On backlash and how to keep going:
“For every time there is success, for every time LBGTQI+ issues become a little more visible… when there is progress… when all these things happen there is backlash.”
— Grace Poore, Malaysian writer, documentary filmmaker, and Regional Program Coordinator for Asia and the Pacific Islands at Outright Action International where she oversees multi-country documentation and advocacy projects, conducts trainings on human rights documentation, and facilitates LGBT engagement with UN mechanisms.

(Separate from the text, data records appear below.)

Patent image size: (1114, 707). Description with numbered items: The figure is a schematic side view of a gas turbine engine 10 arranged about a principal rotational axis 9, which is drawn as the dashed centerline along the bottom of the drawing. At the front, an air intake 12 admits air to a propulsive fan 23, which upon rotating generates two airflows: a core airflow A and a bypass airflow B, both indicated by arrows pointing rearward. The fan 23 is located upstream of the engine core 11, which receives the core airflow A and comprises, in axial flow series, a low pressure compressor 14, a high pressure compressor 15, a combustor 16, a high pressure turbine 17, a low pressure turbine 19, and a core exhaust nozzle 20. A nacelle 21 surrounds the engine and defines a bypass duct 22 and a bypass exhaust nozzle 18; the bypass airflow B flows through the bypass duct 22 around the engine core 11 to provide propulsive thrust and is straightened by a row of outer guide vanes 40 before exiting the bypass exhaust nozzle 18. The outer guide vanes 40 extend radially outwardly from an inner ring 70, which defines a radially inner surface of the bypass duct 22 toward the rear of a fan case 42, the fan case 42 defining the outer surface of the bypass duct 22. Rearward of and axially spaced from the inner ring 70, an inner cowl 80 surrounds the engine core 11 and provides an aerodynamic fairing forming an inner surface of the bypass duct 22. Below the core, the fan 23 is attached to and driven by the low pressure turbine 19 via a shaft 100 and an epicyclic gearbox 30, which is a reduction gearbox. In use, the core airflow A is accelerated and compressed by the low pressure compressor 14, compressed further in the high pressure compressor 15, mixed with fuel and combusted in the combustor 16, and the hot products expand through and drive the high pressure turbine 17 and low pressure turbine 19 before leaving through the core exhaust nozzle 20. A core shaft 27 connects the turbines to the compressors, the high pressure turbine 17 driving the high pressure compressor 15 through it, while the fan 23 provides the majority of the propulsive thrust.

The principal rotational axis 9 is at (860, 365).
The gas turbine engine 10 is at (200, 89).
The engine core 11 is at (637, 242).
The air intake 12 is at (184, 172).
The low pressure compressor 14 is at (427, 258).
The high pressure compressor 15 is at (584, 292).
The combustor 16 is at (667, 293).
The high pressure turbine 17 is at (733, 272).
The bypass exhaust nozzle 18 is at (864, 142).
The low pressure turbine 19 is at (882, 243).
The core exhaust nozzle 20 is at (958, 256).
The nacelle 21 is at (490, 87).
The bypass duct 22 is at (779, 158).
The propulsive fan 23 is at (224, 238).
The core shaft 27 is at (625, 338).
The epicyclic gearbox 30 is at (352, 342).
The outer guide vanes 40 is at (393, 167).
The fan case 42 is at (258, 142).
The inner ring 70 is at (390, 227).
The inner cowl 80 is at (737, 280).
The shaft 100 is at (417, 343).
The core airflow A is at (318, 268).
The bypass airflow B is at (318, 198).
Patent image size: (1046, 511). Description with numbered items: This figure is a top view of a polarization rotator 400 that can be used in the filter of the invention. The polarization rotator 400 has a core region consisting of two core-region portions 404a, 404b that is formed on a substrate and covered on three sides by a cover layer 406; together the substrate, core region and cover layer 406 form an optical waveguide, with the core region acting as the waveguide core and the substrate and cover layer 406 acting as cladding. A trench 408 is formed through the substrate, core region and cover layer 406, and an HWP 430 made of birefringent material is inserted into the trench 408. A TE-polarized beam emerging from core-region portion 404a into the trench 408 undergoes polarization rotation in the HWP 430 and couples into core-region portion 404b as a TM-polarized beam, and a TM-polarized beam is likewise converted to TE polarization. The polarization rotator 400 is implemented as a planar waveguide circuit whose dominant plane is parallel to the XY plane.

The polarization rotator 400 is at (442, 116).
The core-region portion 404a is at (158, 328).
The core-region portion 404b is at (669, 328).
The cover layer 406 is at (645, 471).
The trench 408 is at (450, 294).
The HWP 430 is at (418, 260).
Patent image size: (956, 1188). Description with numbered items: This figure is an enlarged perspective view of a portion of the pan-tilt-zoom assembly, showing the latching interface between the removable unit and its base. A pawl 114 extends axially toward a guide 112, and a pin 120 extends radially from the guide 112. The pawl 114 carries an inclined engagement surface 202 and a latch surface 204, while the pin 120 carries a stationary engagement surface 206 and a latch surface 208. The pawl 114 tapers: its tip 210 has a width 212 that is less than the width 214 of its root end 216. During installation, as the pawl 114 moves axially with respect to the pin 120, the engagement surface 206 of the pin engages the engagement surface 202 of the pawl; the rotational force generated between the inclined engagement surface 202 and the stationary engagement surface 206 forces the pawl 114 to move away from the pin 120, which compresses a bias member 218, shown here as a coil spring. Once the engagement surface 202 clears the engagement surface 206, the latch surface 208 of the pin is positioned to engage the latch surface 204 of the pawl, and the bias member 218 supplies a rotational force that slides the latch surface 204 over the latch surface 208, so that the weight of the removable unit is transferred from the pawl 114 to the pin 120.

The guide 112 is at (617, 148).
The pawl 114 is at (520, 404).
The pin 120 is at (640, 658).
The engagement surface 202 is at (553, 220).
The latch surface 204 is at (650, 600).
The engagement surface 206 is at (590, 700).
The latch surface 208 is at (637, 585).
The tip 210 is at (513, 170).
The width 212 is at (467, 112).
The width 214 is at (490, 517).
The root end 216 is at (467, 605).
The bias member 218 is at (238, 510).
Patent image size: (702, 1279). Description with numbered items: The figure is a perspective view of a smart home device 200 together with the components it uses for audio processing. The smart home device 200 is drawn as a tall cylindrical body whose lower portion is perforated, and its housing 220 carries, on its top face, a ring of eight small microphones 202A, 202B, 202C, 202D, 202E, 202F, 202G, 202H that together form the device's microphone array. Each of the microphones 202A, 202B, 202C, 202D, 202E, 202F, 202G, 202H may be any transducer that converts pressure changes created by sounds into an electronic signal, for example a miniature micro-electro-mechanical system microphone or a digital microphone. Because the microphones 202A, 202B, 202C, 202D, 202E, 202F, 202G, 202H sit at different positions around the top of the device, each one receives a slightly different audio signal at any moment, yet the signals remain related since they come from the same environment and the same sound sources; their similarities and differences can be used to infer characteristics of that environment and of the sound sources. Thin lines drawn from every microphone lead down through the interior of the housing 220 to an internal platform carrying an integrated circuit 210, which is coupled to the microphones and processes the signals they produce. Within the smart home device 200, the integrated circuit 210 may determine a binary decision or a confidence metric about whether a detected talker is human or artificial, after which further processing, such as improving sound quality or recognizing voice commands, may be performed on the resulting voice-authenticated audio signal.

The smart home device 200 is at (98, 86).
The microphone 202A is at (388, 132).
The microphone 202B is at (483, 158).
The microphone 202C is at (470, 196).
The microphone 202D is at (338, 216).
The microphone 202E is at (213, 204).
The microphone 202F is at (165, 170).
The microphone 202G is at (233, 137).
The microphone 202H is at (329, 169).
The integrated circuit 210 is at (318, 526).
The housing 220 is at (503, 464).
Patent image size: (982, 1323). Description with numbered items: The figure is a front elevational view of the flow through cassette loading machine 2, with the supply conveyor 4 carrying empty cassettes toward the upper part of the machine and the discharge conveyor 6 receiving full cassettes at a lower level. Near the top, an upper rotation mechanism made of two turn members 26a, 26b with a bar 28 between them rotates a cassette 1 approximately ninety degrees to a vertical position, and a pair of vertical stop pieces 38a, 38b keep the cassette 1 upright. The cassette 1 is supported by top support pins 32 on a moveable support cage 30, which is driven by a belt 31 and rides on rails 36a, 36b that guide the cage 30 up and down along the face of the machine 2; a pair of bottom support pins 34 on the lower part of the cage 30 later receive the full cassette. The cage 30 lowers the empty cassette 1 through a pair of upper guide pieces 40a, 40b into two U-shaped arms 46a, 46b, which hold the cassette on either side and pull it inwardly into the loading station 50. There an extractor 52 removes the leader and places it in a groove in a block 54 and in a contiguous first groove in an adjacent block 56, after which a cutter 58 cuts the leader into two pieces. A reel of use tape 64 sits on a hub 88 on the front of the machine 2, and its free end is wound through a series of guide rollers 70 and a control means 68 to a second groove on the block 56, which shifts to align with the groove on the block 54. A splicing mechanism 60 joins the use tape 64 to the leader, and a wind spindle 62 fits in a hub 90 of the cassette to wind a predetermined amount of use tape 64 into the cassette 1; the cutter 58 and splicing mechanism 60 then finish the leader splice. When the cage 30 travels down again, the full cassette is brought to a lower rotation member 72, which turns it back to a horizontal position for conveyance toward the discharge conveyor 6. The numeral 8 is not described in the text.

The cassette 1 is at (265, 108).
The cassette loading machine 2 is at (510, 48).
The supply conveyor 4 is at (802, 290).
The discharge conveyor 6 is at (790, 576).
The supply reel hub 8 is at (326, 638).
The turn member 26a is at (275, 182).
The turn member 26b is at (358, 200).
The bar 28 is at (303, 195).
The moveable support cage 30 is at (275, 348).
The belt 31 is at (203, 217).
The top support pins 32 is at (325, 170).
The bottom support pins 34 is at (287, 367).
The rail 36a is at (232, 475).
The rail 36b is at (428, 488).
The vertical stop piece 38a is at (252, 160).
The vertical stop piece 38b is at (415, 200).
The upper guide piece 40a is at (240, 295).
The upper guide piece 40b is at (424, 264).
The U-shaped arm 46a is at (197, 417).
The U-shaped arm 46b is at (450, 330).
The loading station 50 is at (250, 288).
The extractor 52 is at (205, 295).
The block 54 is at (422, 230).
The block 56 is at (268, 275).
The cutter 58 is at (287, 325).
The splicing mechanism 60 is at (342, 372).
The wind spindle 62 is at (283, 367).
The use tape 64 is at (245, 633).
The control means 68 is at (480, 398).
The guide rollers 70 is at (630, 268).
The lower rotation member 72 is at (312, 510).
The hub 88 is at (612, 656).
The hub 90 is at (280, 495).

“If there is backlash it means we are doing something right.” – Eric Gitari, human rights lawyer, queer activist, writer, Founder and Executive Director of the Kenyan LGBTI rights organization, the National Gay and Lesbian Human Rights Commission
“The reality is such, in the Pacific, we may be drowning, literally too, our islands are sinking but girl we’re fighting. That’s the reality — we’re constantly fighting. That’s why we go where the power is.
We’re there to remind our governments that there is an intersectionality of climate justice and gender. We’re there wherever conversations are taking place… We are there to present any form of manifestos or whatever we can to start this conversation. We may be angry, we may be pissed off because these conversations are quite f***-ed up but that’s the reality — we have to go where these powers are.
We need to systematically re-strategize our plans as we move forward — and coming into spaces like this where we can also find each other and hold each other’s hands and also hold each other.”
— Miki Wali, Fijian Trans and youth feminist activist, human rights defender, gender advocate, co-founder and Programme Support Officer of the Haus of Khalemeon, (the youngest) board member of the Pacific Sexual Diversity Network, former Executive Board member of the Fiji National Youth Council and the St. Piers Catholic Youth Wing, member of the UN Working Group on Youth and Children, first Trans activist from Fiji to attend the Commission on the Status of Women.